Internet killed my dreams
By gé • Apr 3rd, 2008 • Category: Whazzzup PussyCat ?, in my head by myself, my bling bling life • 14 Responses
Trouvée chez
marc o, une analyse sur
un article paru dans la version online du Boston Globe qui titre :
The joy of boredom (”Les joies de l’ennui”, au cas où tu speakerais pas le boeuf bouilli)
Pour vous le raccourcir (et pourquoi pas vous donner envie d’aller le lire, armé de vostre Roberts ahahahah), on n’a plus le temps de s’ennuyer parce qu’on remplit notre solitude de coups de fil, de tripotage d’iPod, de Nintendo DS et de Facebook. Et que c’est bien dommage, parce que souvent l’ennui est le précurseur de la créativité, et la solitude d’un remue-méninges qui parfois mène à des inventions absolument extraordinaires tel Microsoft, le scrapbooking ou la guerre en Irak.
Franchement, qu’est-ce qu’on aurait fait sans, hein. La face du monde en aurait été chamboulée.
Y’a aussi une histoire de madeleine, de Proust et de Tetris fort intéressante, je vous laisse découvrir.
Bon, vous vous doutez bien que vous n’allez pas couper à mes réflexions fort judicieuses sur le sujet ? Vous avez raison !
Becaoz c’est la réfléxion que je me fais depuis un moment : c’est chiant balo, je ne me fais jamais chier m’ennuie plus jamais une seule seconde.

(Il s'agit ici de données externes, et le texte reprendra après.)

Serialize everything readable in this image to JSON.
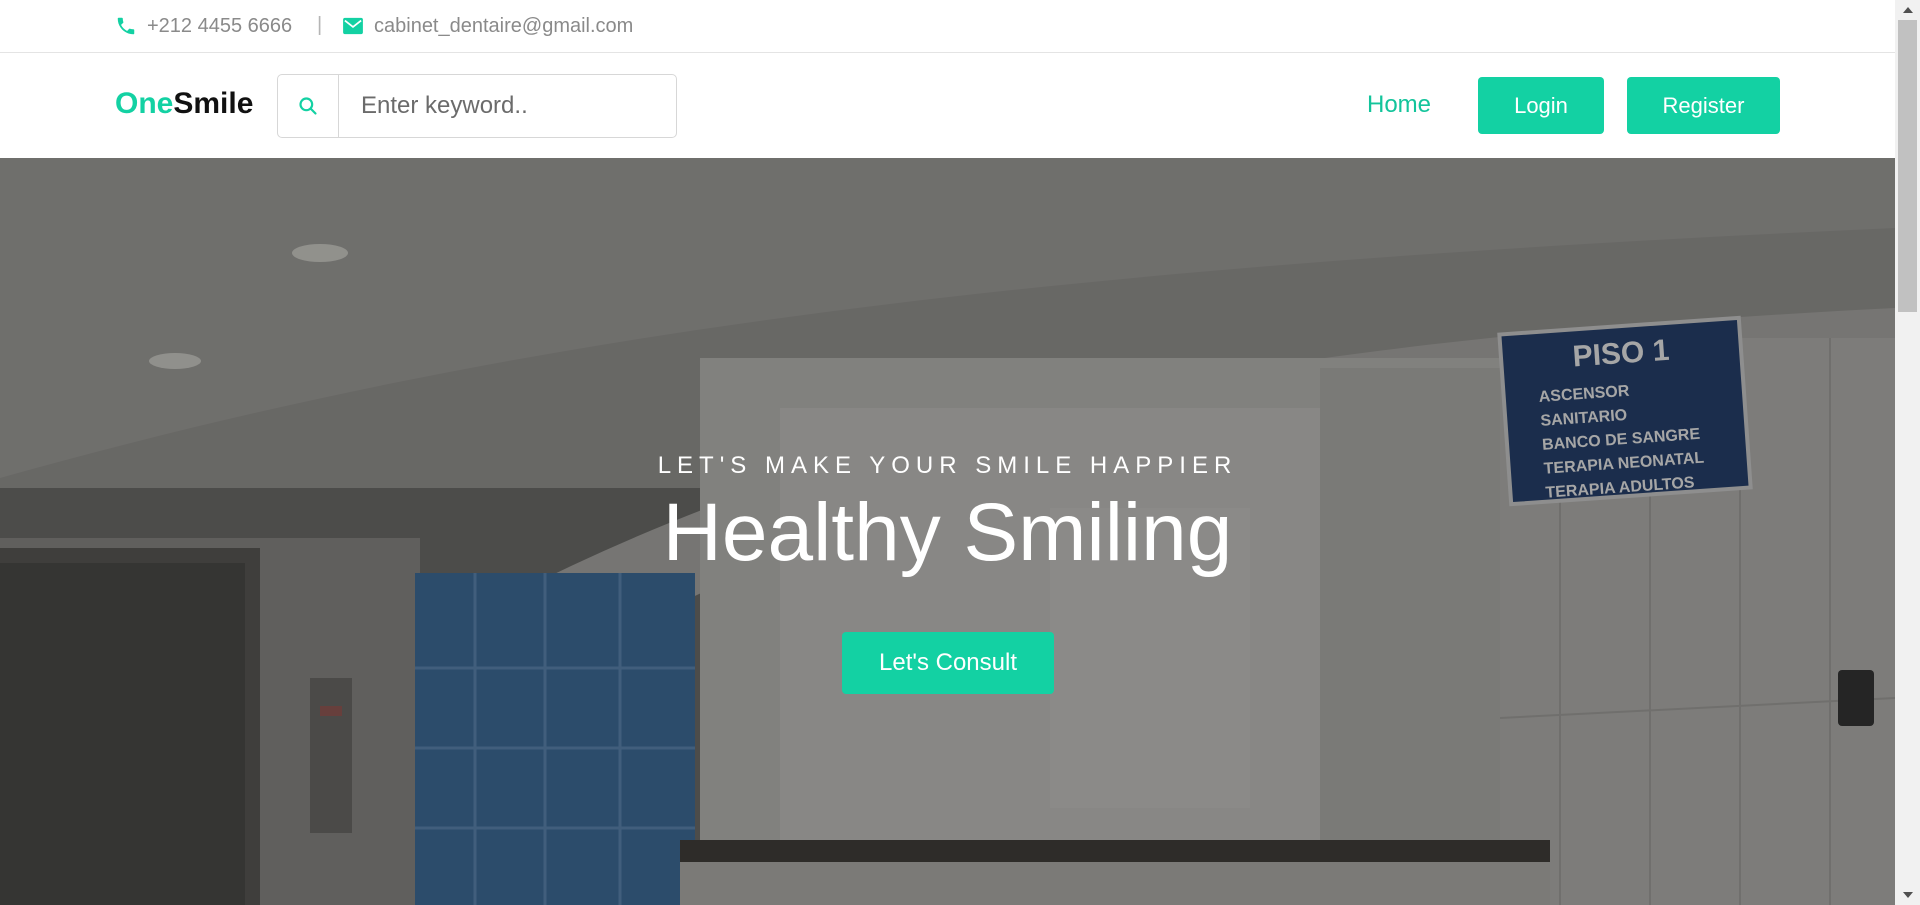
{
  "topbar": {
    "phone": "+212 4455 6666",
    "separator": "|",
    "email": "cabinet_dentaire@gmail.com"
  },
  "navbar": {
    "brand_accent": "One",
    "brand_rest": "Smile",
    "search_placeholder": "Enter keyword..",
    "home_label": "Home",
    "login_label": "Login",
    "register_label": "Register"
  },
  "hero": {
    "subtitle": "LET'S MAKE YOUR SMILE HAPPIER",
    "title": "Healthy Smiling",
    "cta_label": "Let's Consult",
    "sign": {
      "heading": "PISO 1",
      "lines": [
        "ASCENSOR",
        "SANITARIO",
        "BANCO DE SANGRE",
        "TERAPIA NEONATAL",
        "TERAPIA ADULTOS"
      ]
    }
  },
  "colors": {
    "accent": "#13d1a3",
    "accent_text": "#13c49b",
    "muted_text": "#8a8a8a"
  },
  "icons": {
    "phone": "phone-icon",
    "email": "mail-icon",
    "search": "search-icon"
  }
}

On pourrait croire que c’est au contraire le signe d’une vie remplie de fun, de fêtes, d’amis et de rencontres intéressantes, et que franchement, je ferais mieux d’arrêter de me la ramener en faisant style “haaan trop dur ma life”, mais mon constat affligeant c’est que ça contribue surtout à me lobotomiser le peu de cerveau dont j’ai été équipée à la naissance.

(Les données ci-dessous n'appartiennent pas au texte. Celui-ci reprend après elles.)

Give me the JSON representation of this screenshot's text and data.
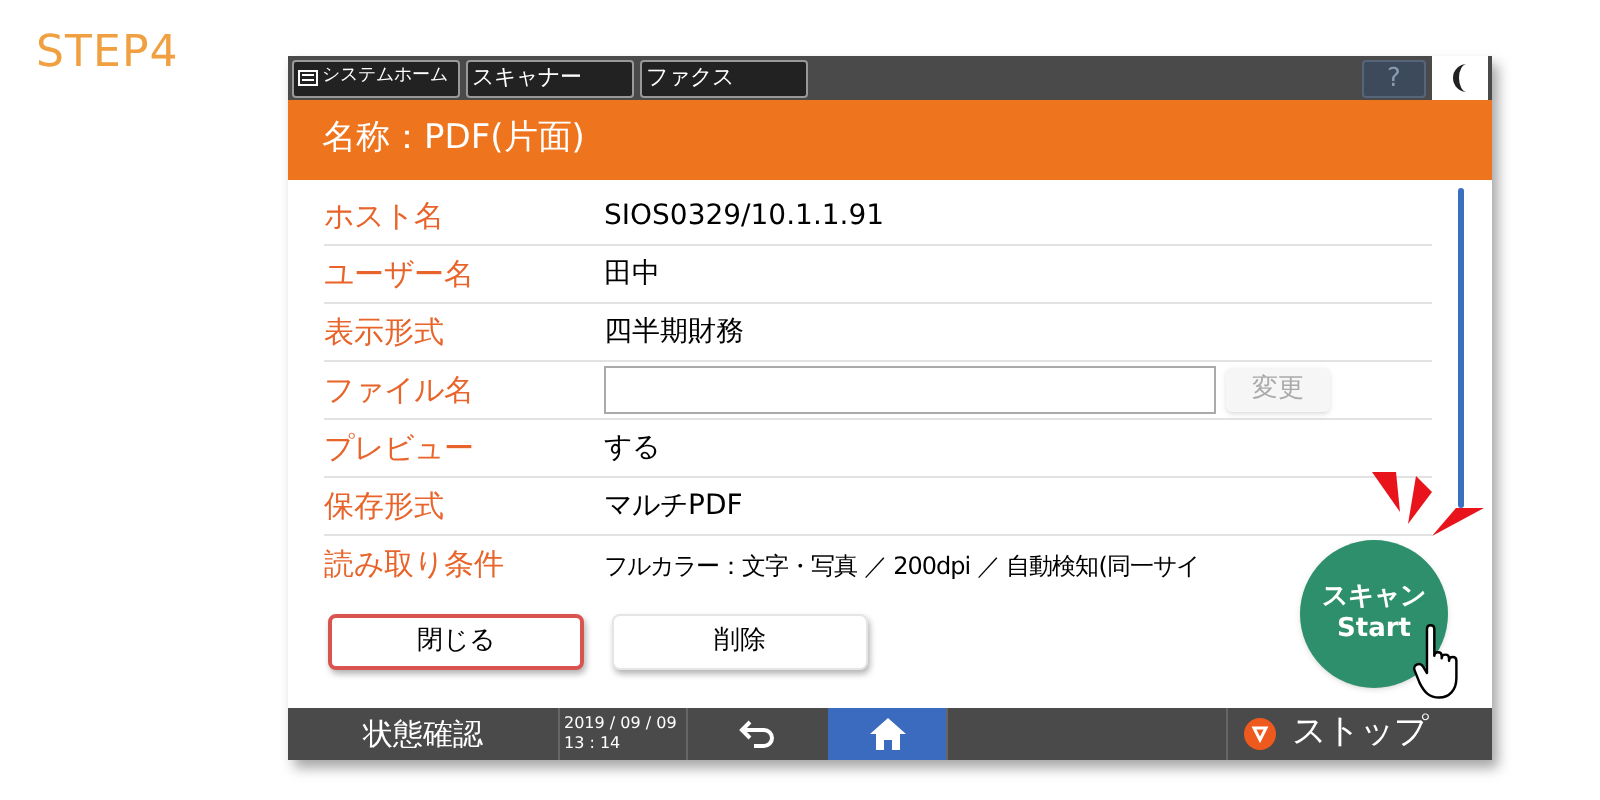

Non pas que ces soirées/amis/rencontres soient inintéressantes et peu porteuses de leur lot de nourritures intellectuelles, hein, au contraire, même, d’ailleurs.
Elles contribuent souvent à m’ouvrir des portes sur des sujets jusqu’alors inexplorés par mes neurones fatigués, et hop, me voilà repartie dans cette spirale boulimique z’é infernale où j’accumule infos, rencontres et hiiiiii-grave-trop-cooool jusqu’au prochain warp cognitif (come je te place des mots trop shiny, moi, hophophop)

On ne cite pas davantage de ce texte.